Monday, November 8, 2010

USDA wants you to eat more fast-food cheese

So, cheese is delicious! But a USDA partnership with fast-food restaurants to develop and market crappy, cheese-crammed, heart-attack inducing foods? Something stinks and it ain't Limburger.

The New York Times published an investigation this weekend of the USDA's own Dairy Management, which pushes Americans to buy more cheese (in return for dairy industry lobbying funds) even as the department preaches healthy eating and funds anti-obesity initiatives. We eat more than three times the amount of cheese now than in the 1970s. Here it is, in case you missed it.

The USDA is behind such gems including Pizza Hut's Cheesy Bites pizza, Wendy's Double Melt, Burger King's Cheesy Angus Bacon cheeseburger and an extra cheesy Domino's pizza. All are packed with calories and saturated fat.

Marion Nestle, author of Food Politics, wrote on her blog today that we shouldn't be so shocked, as after all, the USDA has always worked hand in hand with the dairy industry -- that was its purpose. "Only in the 1970s, did the USDA pick up all those pesky food assistance programs and capture the 'lead federal agency' role in providing dietary advice to the public."

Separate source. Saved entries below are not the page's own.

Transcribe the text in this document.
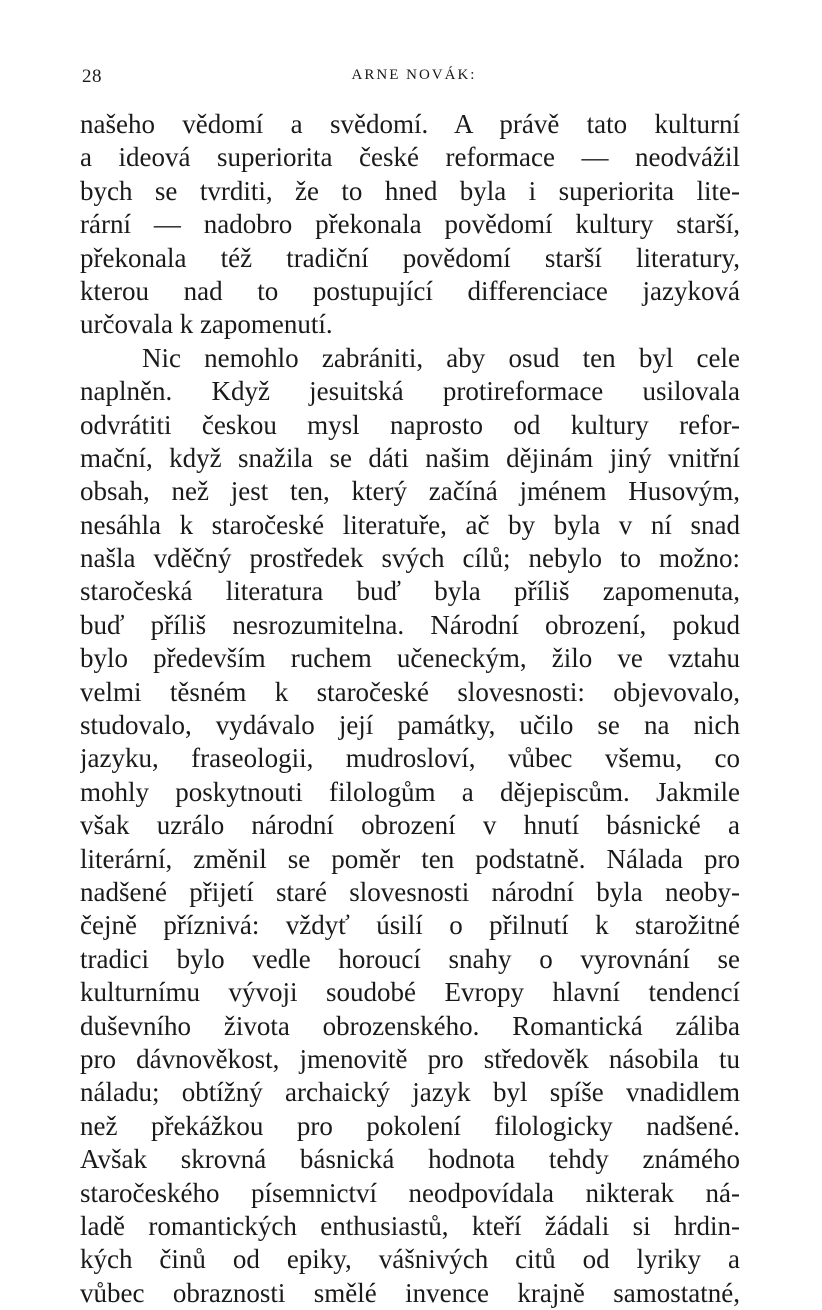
28	ARNE NOVÁK:
našeho vědomí a svědomí. A právě tato kulturní
a ideová superiorita české reformace — neodvážil
bych se tvrditi, že to hned byla i superiorita lite-
rární — nadobro překonala povědomí kultury starší,
překonala též tradiční povědomí starší literatury,
kterou nad to postupující differenciace jazyková
určovala k zapomenutí.
Nic nemohlo zabrániti, aby osud ten byl cele
naplněn. Když jesuitská protireformace usilovala
odvrátiti českou mysl naprosto od kultury refor-
mační, když snažila se dáti našim dějinám jiný vnitřní
obsah, než jest ten, který začíná jménem Husovým,
nesáhla k staročeské literatuře, ač by byla v ní snad
našla vděčný prostředek svých cílů; nebylo to možno:
staročeská literatura buď byla příliš zapomenuta,
buď příliš nesrozumitelna. Národní obrození, pokud
bylo především ruchem učeneckým, žilo ve vztahu
velmi těsném k staročeské slovesnosti: objevovalo,
studovalo, vydávalo její památky, učilo se na nich
jazyku, fraseologii, mudrosloví, vůbec všemu, co
mohly poskytnouti filologům a dějepiscům. Jakmile
však uzrálo národní obrození v hnutí básnické a
literární, změnil se poměr ten podstatně. Nálada pro
nadšené přijetí staré slovesnosti národní byla neoby-
čejně příznivá: vždyť úsilí o přilnutí k starožitné
tradici bylo vedle horoucí snahy o vyrovnání se
kulturnímu vývoji soudobé Evropy hlavní tendencí
duševního života obrozenského. Romantická záliba
pro dávnověkost, jmenovitě pro středověk násobila tu
náladu; obtížný archaický jazyk byl spíše vnadidlem
než překážkou pro pokolení filologicky nadšené.
Avšak skrovná básnická hodnota tehdy známého
staročeského písemnictví neodpovídala nikterak ná-
ladě romantických enthusiastů, kteří žádali si hrdin-
kých činů od epiky, vášnivých citů od lyriky a
vůbec obraznosti smělé invence krajně samostatné,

The USDA's double-dealing is hardly shocking, of course, given the flood of industry lobbying dollars within every federal nook. But the implications at the intersection of poverty, health, food access, nutrition and race (fast-food restaurants target low-income areas and those in low-income struggle most with obesity and access to affordable, healthy foods) makes this feel somewhat indicative of what food activists are up against.